16/02/12

Miss Postma

Ogni mattina mi alzo alle sei in punto.
Dal momento in cui metto i piedi per terra a quello in cui esco di casa, impiego sessanta minuti esatti a farmi una doccia, massaggiare delicatamente i capelli per la durata di due shampoo e un balsamo, asciugarmi, truccarmi, vestirmi, dare da mangiare a Patmore, la mia tartaruga di Withmon, fare colazione mentre ascolto le news alla holo tv. Dalle sette alle otto viaggio: dai sobborghi di Capital City all'isola Di San, dove lavoro, la strada non è facile con i mezzi pubblici, e non è diretta. Faccio due cambi e venti minuti di camminata, l'unico esercizio fisico per il quale ho tempo nella giornata. Sui veloci treni sotterranei di Capital City, leggo sul mio tech-reader i romanzi a puntate di Chinelle Lestrade, seguendo le vicende di un'eroina di Jutòu che, durante la guerra, entra nella Flotta Alleata per andare a combattere su Shadetrack, dove il suo fidanzato è stato dato per disperso.

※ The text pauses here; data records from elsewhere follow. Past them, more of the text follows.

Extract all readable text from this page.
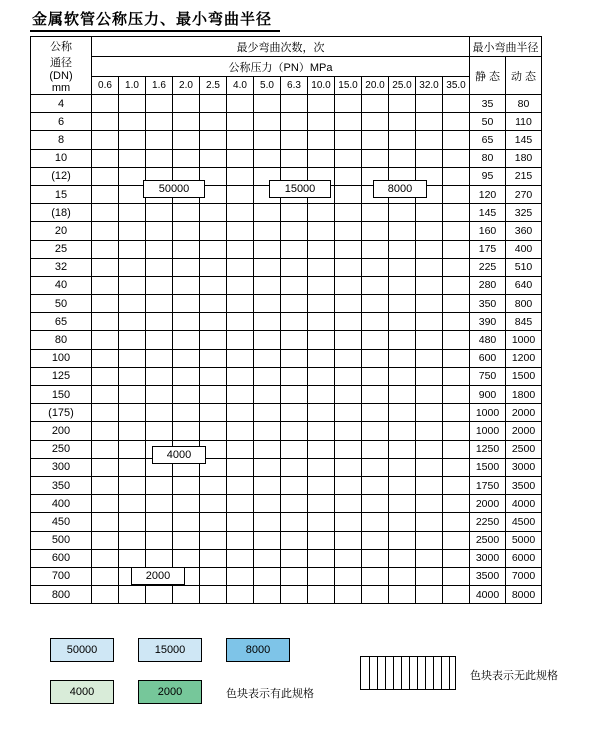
金属软管公称压力、最小弯曲半径
公称
通径
(DN)
mm	最少弯曲次数，次														最小弯曲半径	
	公称压力（PN）MPa														静 态	动 态
	0.6	1.0	1.6	2.0	2.5	4.0	5.0	6.3	10.0	15.0	20.0	25.0	32.0	35.0		
4															35	80
6															50	110
8															65	145
10															80	180
(12)															95	215
15															120	270
(18)															145	325
20															160	360
25															175	400
32															225	510
40															280	640
50															350	800
65															390	845
80															480	1000
100															600	1200
125															750	1500
150															900	1800
(175)															1000	2000
200															1000	2000
250															1250	2500
300															1500	3000
350															1750	3500
400															2000	4000
450															2250	4500
500															2500	5000
600															3000	6000
700															3500	7000
800															4000	8000
50000	15000	8000
4000
2000
50000	15000	8000
4000	2000	色块表示有此规格
色块表示无此规格
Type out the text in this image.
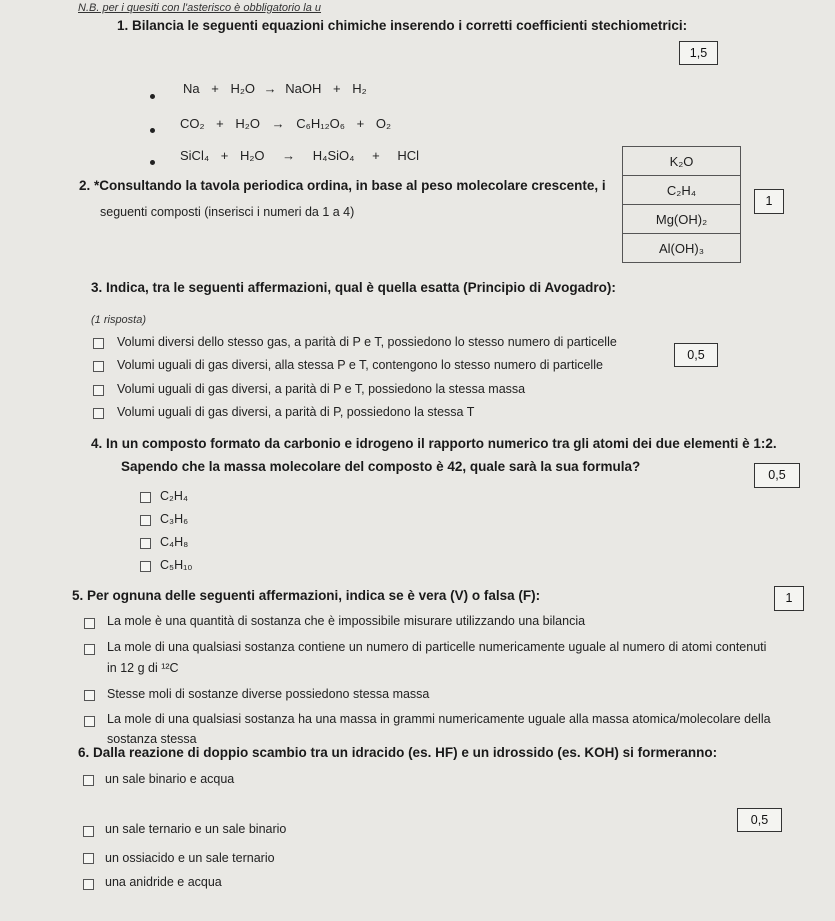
N.B. per i quesiti con l'asterisco è obbligatorio la u
1. Bilancia le seguenti equazioni chimiche inserendo i corretti coefficienti stechiometrici:
1,5
Na + H₂O → NaOH + H₂
CO₂ + H₂O → C₆H₁₂O₆ + O₂
SiCl₄ + H₂O → H₄SiO₄ + HCl
2. *Consultando la tavola periodica ordina, in base al peso molecolare crescente, i
seguenti composti (inserisci i numeri da 1 a 4)
K₂O
C₂H₄
Mg(OH)₂
Al(OH)₃
1
3. Indica, tra le seguenti affermazioni, qual è quella esatta (Principio di Avogadro):
(1 risposta)
0,5
Volumi diversi dello stesso gas, a parità di P e T, possiedono lo stesso numero di particelle
Volumi uguali di gas diversi, alla stessa P e T, contengono lo stesso numero di particelle
Volumi uguali di gas diversi, a parità di P e T, possiedono la stessa massa
Volumi uguali di gas diversi, a parità di P, possiedono la stessa T
4. In un composto formato da carbonio e idrogeno il rapporto numerico tra gli atomi dei due elementi è 1:2.
Sapendo che la massa molecolare del composto è 42, quale sarà la sua formula?
0,5
C₂H₄
C₃H₆
C₄H₈
C₅H₁₀
5. Per ognuna delle seguenti affermazioni, indica se è vera (V) o falsa (F):	1
La mole è una quantità di sostanza che è impossibile misurare utilizzando una bilancia
La mole di una qualsiasi sostanza contiene un numero di particelle numericamente uguale al numero di atomi contenuti
in 12 g di ¹²C
Stesse moli di sostanze diverse possiedono stessa massa
La mole di una qualsiasi sostanza ha una massa in grammi numericamente uguale alla massa atomica/molecolare della
sostanza stessa
6. Dalla reazione di doppio scambio tra un idracido (es. HF) e un idrossido (es. KOH) si formeranno:
0,5
un sale binario e acqua
un sale ternario e un sale binario
un ossiacido e un sale ternario
una anidride e acqua
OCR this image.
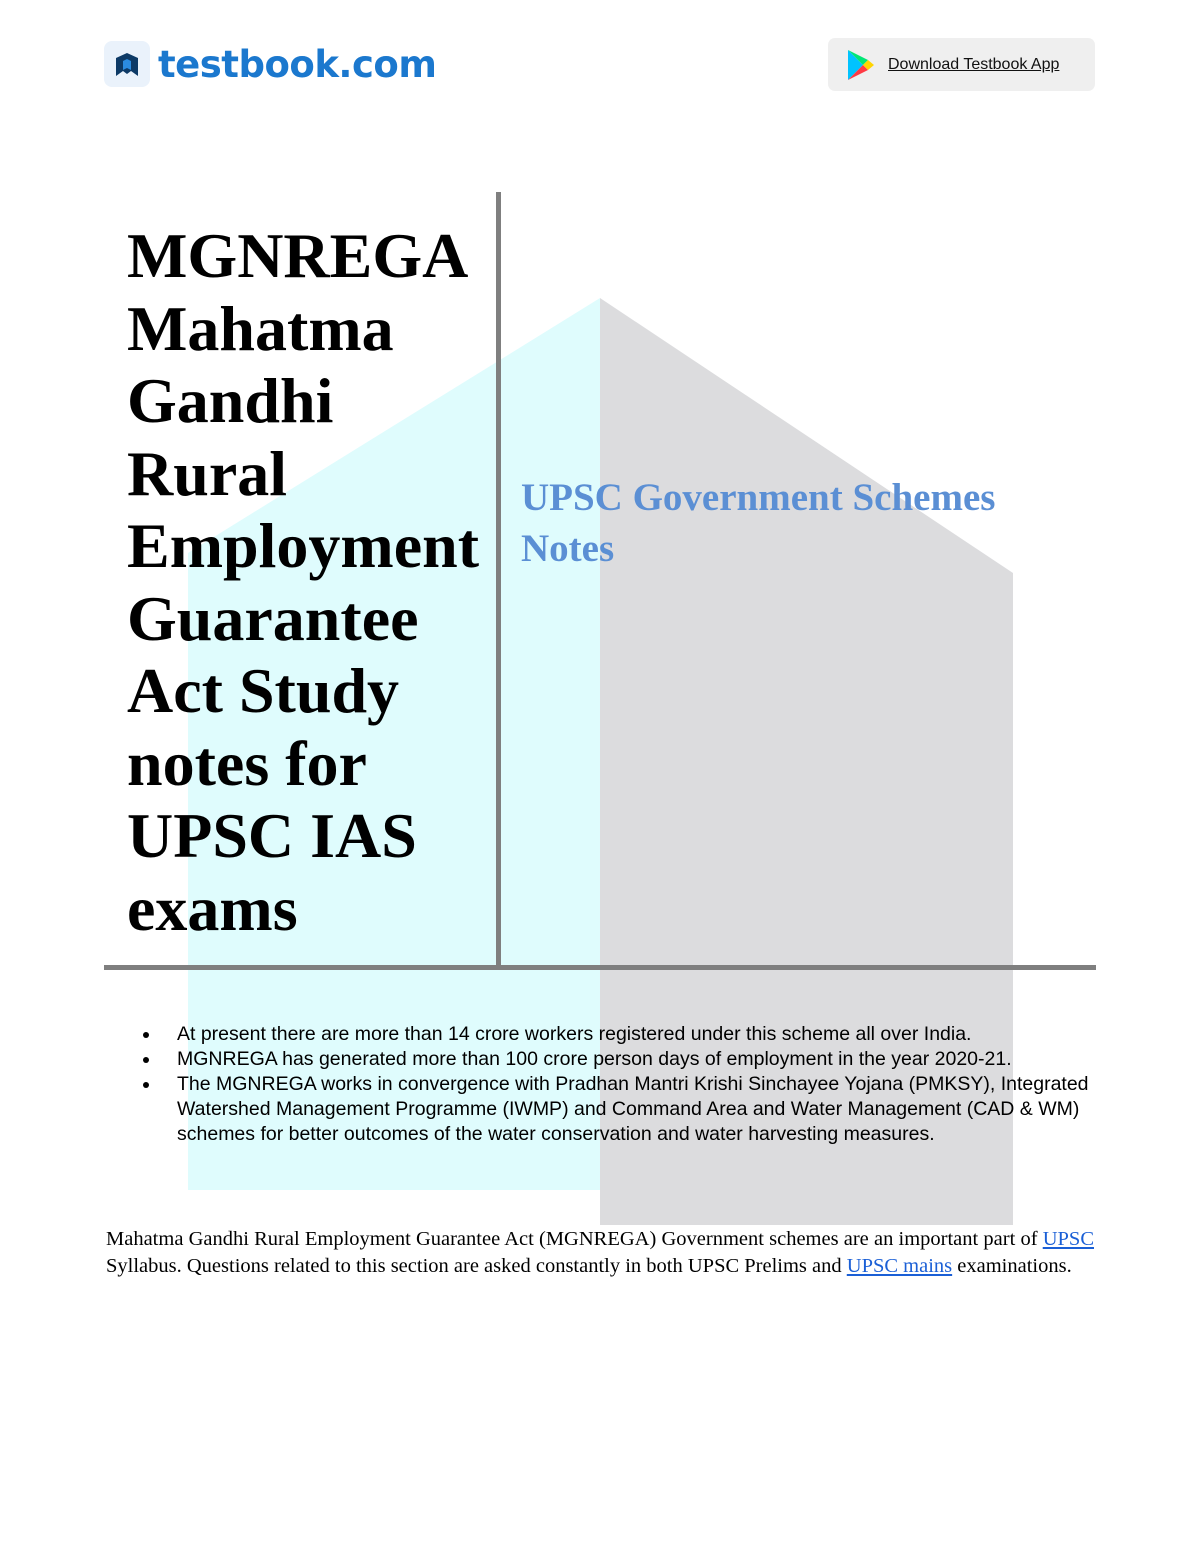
testbook.com	Download Testbook App
MGNREGA Mahatma Gandhi Rural Employment Guarantee Act Study notes for UPSC IAS exams
UPSC Government Schemes Notes
At present there are more than 14 crore workers registered under this scheme all over India.
MGNREGA has generated more than 100 crore person days of employment in the year 2020-21.
The MGNREGA works in convergence with Pradhan Mantri Krishi Sinchayee Yojana (PMKSY), Integrated Watershed Management Programme (IWMP) and Command Area and Water Management (CAD & WM) schemes for better outcomes of the water conservation and water harvesting measures.

Mahatma Gandhi Rural Employment Guarantee Act (MGNREGA) Government schemes are an important part of UPSC Syllabus. Questions related to this section are asked constantly in both UPSC Prelims and UPSC mains examinations.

Per quaranta minuti esatti vivo l'avventura di Belle Li, finché non arrivo alla mia fermata e dopo, a piedi, al Blue Sun Building.

Lavoro ai piani alti. Quando ho mandato il curriculum per il lavoro di segretaria della nuova vice CEO della sezione locale della Blue Sun, non pensavo che sarei stata presa: quarant'anni sono molti per entrare nel mondo del lavoro, ero inesperta e con una laurea conseguita quasi due decenni fa. Non mi aspettavo neanche che mi facesse il colloquio la stessa vice CEO. Ma le domande erano semplici: è spostata, ha figli? No, e no. Ha intenzione di sposarsi e avere figli? No. Come mai ha deciso di fare domanda per questo posto? Sono molto organizzata. Amo organizzare. Amo mettere ordine nelle cose. Il mio terapista mi ha consigliato di mettere a frutto i miei... problemi psicologici. E' disposta a fare straordinari, anche fino a tardi, regolarmente retribuiti? Sì.

A quanto pare a Declan Khan non serviva altro. Mi siedo alla mia scrivania alle otto, spendendo trenta minuti a ripassare l'agenda della giornata. Alle otto e trenta in punto, ogni giorno, arriva lei: col suo passo sostenuto che però non tradisce fretta, lo sguardo distante che sembra guardarmi a malapena. Ogni giorno mi ripete le stesse cose: "Buongiorno miss Postma. Ha dormito bene?"

Io le dico: "Buongiorno miss Khan. Molto bene, la ringrazio per l'interessamento".

Allora lei mi dice: "Cosa abbiamo in programma, oggi?"

Io la seguo nel suo ufficio, mentre si sistema, e le recito la sua agenda. Lei mi ascolta appena, settando il controllo della luminosità della parete vetrata che dà sulla città intera. Aspetta che finisca di parlare dandomi le spalle e unendo le mani dietro la schiena. Poi mi dà disposizioni su ciò che devo fare. Può essere: "chiami di nuovo Hall Point per il trasferimento dei corpi", oppure "mi passi sul deck gli indirizzi di tutti i membri del CDA", o anche "tra due ore mi convochi i responsabili del settore vendite nella sala meeting". Io segno tutto rapidamente, e quando ho finito la lunga lista le chiedo: "c'è altro, miss Khan?".

"Sì, non mi disturbi fino alle nove, per cortesia".

E così faccio. Esco chiudendomi la porta alle spalle, lasciandola contemplare Capital City con gli occhi di una tigre che studia la sua preda.